Zwykły zimowy lot
Eugeniusz Toman
pamięci Stanisława Kawki, który 10 lat później po locie
położył się na chwilę w domku pilota i już się nie obudził
Rozpocząłem loty z wyższej półki, starty z zaśnieżonego lotniska. Po roku szkolenia w mirosławieckim pułku zakończyłem roczne oswajanie nowszego typu odrzutowca. To muł w porównaniu z limem, na którym latałem w szkole lotniczej. Ten był lepiej uzbrojony, prócz dwóch działek posiadał jeszcze działo i uchwyty na dwa zasobniki kilkudziesięciu rakiet przeciwpancernych lub dwóch bomb po 500 kg każda, lecz mniej zwrotny. Ale czy bezpieczniejszy? Nie. Żaden z nich tego nie gwarantował.

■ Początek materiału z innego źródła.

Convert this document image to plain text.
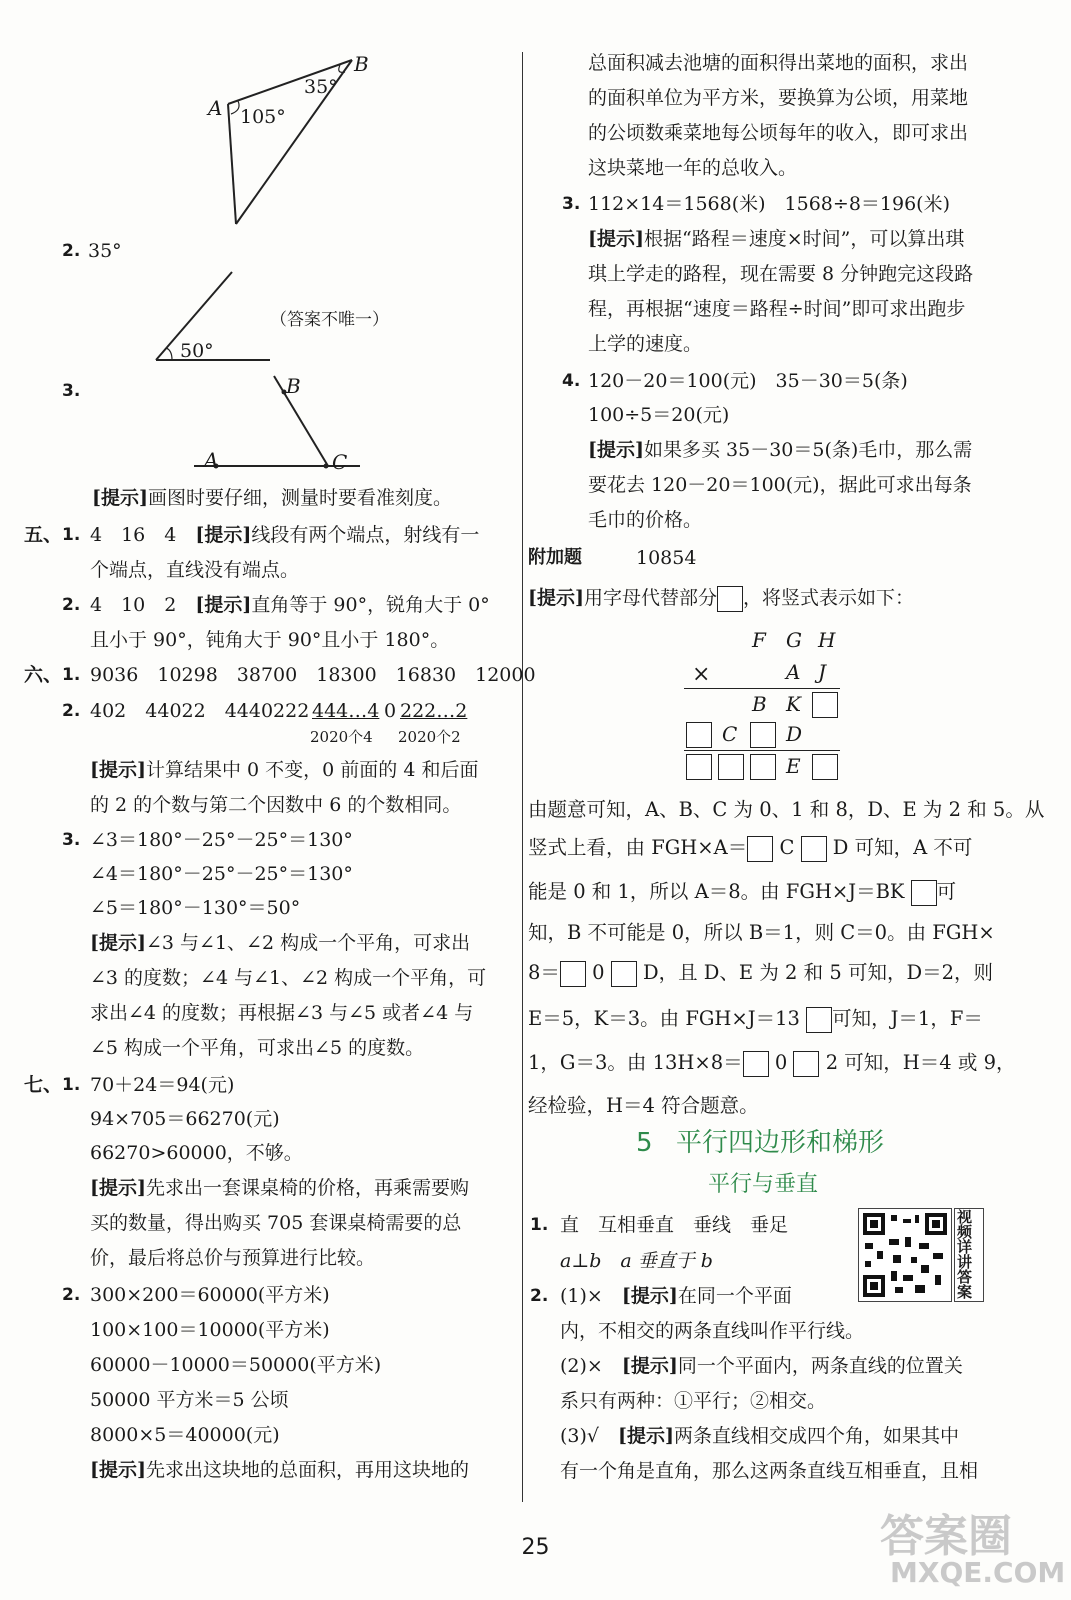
A
B
105°
35°
2. 35°
50°
（答案不唯一）
3.	B
A	C
[提示]画图时要仔细，测量时要看准刻度。
五、 1. 4　16　4　 [提示]线段有两个端点，射线有一
个端点，直线没有端点。
2. 4　10　2　 [提示]直角等于 90°，锐角大于 0°
且小于 90°，钝角大于 90°且小于 180°。
六、 1. 9036　10298　38700　18300　16830　12000
2. 402　44022　4440222 444…4 0 222…2
2020个4 2020个2
[提示]计算结果中 0 不变，0 前面的 4 和后面
的 2 的个数与第二个因数中 6 的个数相同。
3. ∠3＝180°－25°－25°＝130°
∠4＝180°－25°－25°＝130°
∠5＝180°－130°＝50°
[提示]∠3 与∠1、∠2 构成一个平角，可求出
∠3 的度数；∠4 与∠1、∠2 构成一个平角，可
求出∠4 的度数；再根据∠3 与∠5 或者∠4 与
∠5 构成一个平角，可求出∠5 的度数。
七、 1. 70＋24＝94(元)
94×705＝66270(元)
66270>60000，不够。
[提示]先求出一套课桌椅的价格，再乘需要购
买的数量，得出购买 705 套课桌椅需要的总
价，最后将总价与预算进行比较。
2. 300×200＝60000(平方米)
100×100＝10000(平方米)
60000－10000＝50000(平方米)
50000 平方米＝5 公顷
8000×5＝40000(元)
[提示]先求出这块地的总面积，再用这块地的
总面积减去池塘的面积得出菜地的面积，求出
的面积单位为平方米，要换算为公顷，用菜地
的公顷数乘菜地每公顷每年的收入，即可求出
这块菜地一年的总收入。
3. 112×14＝1568(米)　1568÷8＝196(米)
[提示]根据“路程＝速度×时间”，可以算出琪
琪上学走的路程，现在需要 8 分钟跑完这段路
程，再根据“速度＝路程÷时间”即可求出跑步
上学的速度。
4. 120－20＝100(元)　35－30＝5(条)
100÷5＝20(元)
[提示]如果多买 35－30＝5(条)毛巾，那么需
要花去 120－20＝100(元)，据此可求出每条
毛巾的价格。
附加题	10854
[提示]用字母代替部分 ，将竖式表示如下：
F G H
×	A J
B K
C D
E
由题意可知，A、B、C 为 0、1 和 8，D、E 为 2 和 5。从
竖式上看，由 FGH×A＝ C D 可知，A 不可
能是 0 和 1，所以 A＝8。由 FGH×J＝BK 可
知，B 不可能是 0，所以 B＝1，则 C＝0。由 FGH×
8＝ 0 D，且 D、E 为 2 和 5 可知，D＝2，则
E＝5，K＝3。由 FGH×J＝13 可知，J＝1，F＝
1，G＝3。由 13H×8＝ 0 2 可知，H＝4 或 9，
经检验，H＝4 符合题意。
5 平行四边形和梯形
平行与垂直
视频详讲答案
1. 直　互相垂直　垂线　垂足
a⊥b　a 垂直于 b
2. (1)×　 [提示]在同一个平面
内，不相交的两条直线叫作平行线。
(2)×　 [提示]同一个平面内，两条直线的位置关
系只有两种：①平行；②相交。
(3)√　 [提示]两条直线相交成四个角，如果其中
有一个角是直角，那么这两条直线互相垂直，且相
25	答案圈
MXQE.COM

Ja, podporucznik, i ty, czyli wy, w drugiej osobie liczby mnogiej – młody pilot. Według regulaminu wojskowego: obywatel. Będę, będziesz, będziecie wykonywać swój pierwszy lot parą po trasie nad chmurami w zimie.
Lotnisko na zachodnim skraju Puszczy Noteckiej. Latem zielona łąka, przedzielona szarymi płytami betonowymi na długości dwóch kilometrów, teraz zasypana śniegiem po okoliczne pola, lasy i zamarznięte jeziora.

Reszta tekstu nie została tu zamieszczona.